Monday 25 July 2016

R language Online Training

R- Programming and its base:
When a user thinks for graphics and statistical computing -  R is a correc t platform to manage such functions. R- provides bestenviroment for such functions.
R- is a project executed by GNU and it is much relevant  to the S language . S language was produced at Bell Laboratories (formerly AT&T, now Lucent Technologies) by John Chambers and colleagues. R can be defined as a varied implementation of S.
We can find some major differences, but most of the codes written for S can run unchanged under R.

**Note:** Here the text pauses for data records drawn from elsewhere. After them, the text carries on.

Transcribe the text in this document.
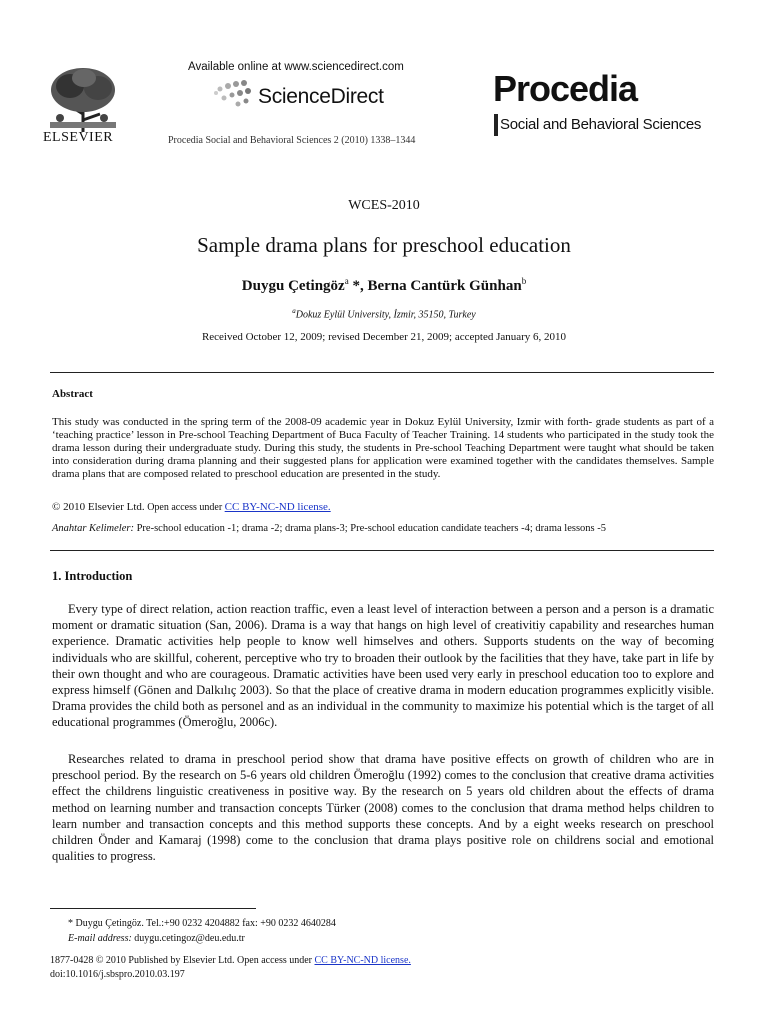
ELSEVIER
Available online at www.sciencedirect.com
ScienceDirect
Procedia Social and Behavioral Sciences 2 (2010) 1338–1344
Procedia
Social and Behavioral Sciences
WCES-2010
Sample drama plans for preschool education
Duygu Çetingöz$^a$ *, Berna Cantürk Günhan$^b$
$^a$Dokuz Eylül University, İzmir, 35150, Turkey
Received October 12, 2009; revised December 21, 2009; accepted January 6, 2010
Abstract
This study was conducted in the spring term of the 2008-09 academic year in Dokuz Eylül University, Izmir with forth- grade students as part of a ‘teaching practice’ lesson in Pre-school Teaching Department of Buca Faculty of Teacher Training. 14 students who participated in the study took the drama lesson during their undergraduate study. During this study, the students in Pre-school Teaching Department were taught what should be taken into consideration during drama planning and their suggested plans for application were examined together with the candidates themselves. Sample drama plans that are composed related to preschool education are presented in the study.
© 2010 Elsevier Ltd. Open access under CC BY-NC-ND license.
Anahtar Kelimeler: Pre-school education -1; drama -2; drama plans-3; Pre-school education candidate teachers -4; drama lessons -5
1. Introduction
Every type of direct relation, action reaction traffic, even a least level of interaction between a person and a person is a dramatic moment or dramatic situation (San, 2006). Drama is a way that hangs on high level of creativitiy capability and researches human experience. Dramatic activities help people to know well himselves and others. Supports students on the way of becoming individuals who are skillful, coherent, perceptive who try to broaden their outlook by the facilities that they have, take part in life by their own thought and who are courageous. Dramatic activities have been used very early in preschool education too to explore and express himself (Gönen and Dalkılıç 2003). So that the place of creative drama in modern education programmes explicitly visible. Drama provides the child both as personel and as an individual in the community to maximize his potential which is the target of all educational programmes (Ömeroğlu, 2006c).
Researches related to drama in preschool period show that drama have positive effects on growth of children who are in preschool period. By the research on 5-6 years old children Ömeroğlu (1992) comes to the conclusion that creative drama activities effect the childrens linguistic creativeness in positive way. By the research on 5 years old children about the effects of drama method on learning number and transaction concepts Türker (2008) comes to the conclusion that drama method helps children to learn number and transaction concepts and this method supports these concepts. And by a eight weeks research on preschool children Önder and Kamaraj (1998) come to the conclusion that drama plays positive role on childrens social and emotional qualities to progress.
* Duygu Çetingöz. Tel.:+90 0232 4204882 fax: +90 0232 4640284
E-mail address: duygu.cetingoz@deu.edu.tr
1877-0428 © 2010 Published by Elsevier Ltd. Open access under CC BY-NC-ND license.
doi:10.1016/j.sbspro.2010.03.197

R offers a wide range and choices of statistical and graphical techniques like linear and nonlinear modelling, classical statistical tests, time-series analysis, classification, clustering, …), and is highly extensible. If a user wants to do research in the methods of statistics then often the use of the S language is used. And in this activity , R supports as an Open Source way.
The strength and advantage of R is the comfort and ease of programming with which well-designed publication-quality plots can be developed, which includes mathematical signs and formulae wherever they are needed. To make the minor design choice in the graphics, defaults are needed to be taken care of it. But user has a full control over it.                                               
To develop the software in statistics and to analyze the data , R language is widely used. R programming language is supported by R foundation and is the base for user in statistical computing and graphics.
The R environment
R is a mixed amalgamation of facilities of softwares like display of graphics , calculation of data and other manipulation of datas . In short you can consider R as an integrated format of all this activities.  Below are the components and characteristics that are included in R environment:
  • Data can handled effectively,
  • Storage capacity and characteristics
  • For array calculations with precised matrices , a pannel of operators are available.
  • For Data analysis : Huge , solid and amalagated coolection og tools are available.
  • For graphical analysis or to display it on either screen or on hardcopy , many graphical facilites are available in R.
  • a well-developed, easy and effective programming language which has inclusions of conditionals, loops, user-defined recursive functions and input and output facilities.
The purpose to use the term “environment” is to distinguish it as a fully planned and coherent system, rather than an incremental accretion of very specific and unmodified tools, as is usually the case with most of the other data analysis software.
Same as S , R is also sculptured around a correct and genuine computer language, and it permits users to add additional functionality by defining new functions. Much of the system is itself written in the R dialect of S,  due to which the users get much convenience to move  on the path of  the algorithmic choices made.
Many users think of R as a statistics system. We prefer to think of it of an environment within which statistical techniques are implemented. R can be extended (easily) via packages. There are about eight packages supplied with the R distribution and a lot more are available through the CRAN family of Internet sites covering a very wide range of modern statistics.
LaTeX documentation format is available in R , and it has been used to provide a comprehensive documentation, in both the formats i.e.  on-line in a variety of formats and in hardcopy.